The creation of the app, for Farkas, was something of a happy accident and its development was driven by the studio’s desire to create a broad-appeal VR application.

“We sort of stumbled into AR actually. We had been testing several different ideas and just sort of stumbled across how fun AR was,” he said. “A lot of people in our lives don’t really get VR/AR. They always ask about practical value. So, our hope was to create something that has a mass market appeal,” Farkas said.

Farkas cites Samsung’s ongoing S7 pre-order Gear VR giveaway as something that is driving the necessity for the creation of more entry-level applications.

“The era of mass market VR is already here … I’ve never seen a demand for anything like I’ve seen for VR these past few years,” Farkas said.

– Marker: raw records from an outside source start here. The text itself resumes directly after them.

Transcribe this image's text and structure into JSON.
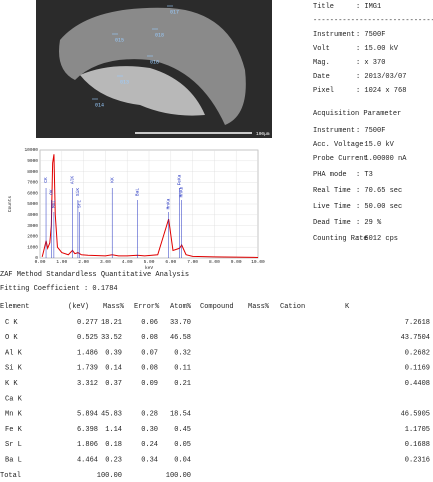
{
  "sem_image": {
    "scale_bar": "100µm",
    "labels": [
      "017",
      "015",
      "018",
      "016",
      "013",
      "014"
    ]
  },
  "spectrum": {
    "type": "line",
    "x_label": "keV",
    "y_label": "Counts",
    "xlim": [
      0,
      10
    ],
    "ylim": [
      0,
      10000
    ],
    "xticks": [
      {
        "value": 0,
        "label": "0.00"
      },
      {
        "value": 1,
        "label": "1.00"
      },
      {
        "value": 2,
        "label": "2.00"
      },
      {
        "value": 3,
        "label": "3.00"
      },
      {
        "value": 4,
        "label": "4.00"
      },
      {
        "value": 5,
        "label": "5.00"
      },
      {
        "value": 6,
        "label": "6.00"
      },
      {
        "value": 7,
        "label": "7.00"
      },
      {
        "value": 8,
        "label": "8.00"
      },
      {
        "value": 9,
        "label": "9.00"
      },
      {
        "value": 10,
        "label": "10.00"
      }
    ],
    "yticks": [
      0,
      1000,
      2000,
      3000,
      4000,
      5000,
      6000,
      7000,
      8000,
      9000,
      10000
    ],
    "color": "#e00000",
    "grid": true,
    "x": [
      0.1,
      0.2,
      0.28,
      0.35,
      0.45,
      0.52,
      0.58,
      0.64,
      0.7,
      0.8,
      1.0,
      1.3,
      1.49,
      1.6,
      1.74,
      1.9,
      2.2,
      3.0,
      3.31,
      3.6,
      4.0,
      4.46,
      4.8,
      5.4,
      5.9,
      6.1,
      6.4,
      6.5,
      6.7,
      7.0,
      8.0,
      10.0
    ],
    "values": [
      100,
      900,
      1600,
      900,
      1400,
      3000,
      8800,
      9600,
      4000,
      1000,
      500,
      300,
      700,
      400,
      500,
      300,
      250,
      200,
      300,
      200,
      200,
      250,
      200,
      300,
      3600,
      700,
      900,
      1200,
      300,
      150,
      100,
      50
    ],
    "peak_labels": [
      {
        "label": "CK",
        "energy": 0.277
      },
      {
        "label": "OK",
        "energy": 0.525
      },
      {
        "label": "MnL",
        "energy": 0.637
      },
      {
        "label": "AlK",
        "energy": 1.486
      },
      {
        "label": "SiK",
        "energy": 1.739
      },
      {
        "label": "SrL",
        "energy": 1.806
      },
      {
        "label": "KK",
        "energy": 3.312
      },
      {
        "label": "BaL",
        "energy": 4.464
      },
      {
        "label": "MnKa",
        "energy": 5.894
      },
      {
        "label": "FeKa",
        "energy": 6.398
      },
      {
        "label": "MnKb",
        "energy": 6.49
      }
    ]
  },
  "info": {
    "rows": [
      {
        "label": "Title",
        "value": ": IMG1"
      },
      {
        "label": "-----------------------------"
      },
      {
        "label": "Instrument",
        "value": ": 7500F"
      },
      {
        "label": "Volt",
        "value": ": 15.00 kV"
      },
      {
        "label": "Mag.",
        "value": ": x 370"
      },
      {
        "label": "Date",
        "value": ": 2013/03/07"
      },
      {
        "label": "Pixel",
        "value": ": 1024 x 768"
      },
      {
        "label": "Acquisition Parameter"
      },
      {
        "label": "Instrument",
        "value": ": 7500F"
      },
      {
        "label": "Acc. Voltage",
        "value": ": 15.0 kV"
      },
      {
        "label": "Probe Current",
        "value": ": 1.00000 nA"
      },
      {
        "label": "PHA mode",
        "value": ": T3"
      },
      {
        "label": "Real Time",
        "value": ": 70.65 sec"
      },
      {
        "label": "Live Time",
        "value": ": 50.00 sec"
      },
      {
        "label": "Dead Time",
        "value": ": 29 %"
      },
      {
        "label": "Counting Rate",
        "value": ": 6012 cps"
      }
    ]
  },
  "analysis": {
    "title": "ZAF Method Standardless Quantitative Analysis",
    "fitting": "Fitting Coefficient : 0.1784",
    "headers": [
      "Element",
      "(keV)",
      "Mass%",
      "Error%",
      "Atom%",
      "Compound",
      "Mass%",
      "Cation",
      "K"
    ],
    "rows": [
      {
        "element": "C K",
        "kev": "0.277",
        "mass": "18.21",
        "error": "0.06",
        "atom": "33.70",
        "k": "7.2618"
      },
      {
        "element": "O K",
        "kev": "0.525",
        "mass": "33.52",
        "error": "0.08",
        "atom": "46.58",
        "k": "43.7504"
      },
      {
        "element": "Al K",
        "kev": "1.486",
        "mass": "0.39",
        "error": "0.07",
        "atom": "0.32",
        "k": "0.2682"
      },
      {
        "element": "Si K",
        "kev": "1.739",
        "mass": "0.14",
        "error": "0.08",
        "atom": "0.11",
        "k": "0.1169"
      },
      {
        "element": "K K",
        "kev": "3.312",
        "mass": "0.37",
        "error": "0.09",
        "atom": "0.21",
        "k": "0.4408"
      },
      {
        "element": "Ca K"
      },
      {
        "element": "Mn K",
        "kev": "5.894",
        "mass": "45.83",
        "error": "0.28",
        "atom": "18.54",
        "k": "46.5905"
      },
      {
        "element": "Fe K",
        "kev": "6.398",
        "mass": "1.14",
        "error": "0.30",
        "atom": "0.45",
        "k": "1.1705"
      },
      {
        "element": "Sr L",
        "kev": "1.806",
        "mass": "0.18",
        "error": "0.24",
        "atom": "0.05",
        "k": "0.1688"
      },
      {
        "element": "Ba L",
        "kev": "4.464",
        "mass": "0.23",
        "error": "0.34",
        "atom": "0.04",
        "k": "0.2316"
      },
      {
        "element": "Total",
        "mass": "100.00",
        "atom": "100.00"
      }
    ]
  }
}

In addition to Spectacle, Cubicle Ninjas is also working to release Guided Meditation VR – a VR application that teaches and encourages deeper and more intense forms of meditation. That experience is being created for the Oculus Rift and HTC Vive as well as the Gear VR.

The studio hopes to see both applications released in the next month, and is also working on a “top-secret” third project that Farkas said “will be a multiplayer game.”

The price for these experiences has not been set yet, but Farkas did say Spectacle will most likely cost a flat rate “around $3” that includes all 50 filters right off the bat. Users will be able to capture and share photos of their AR filtered experiences as well.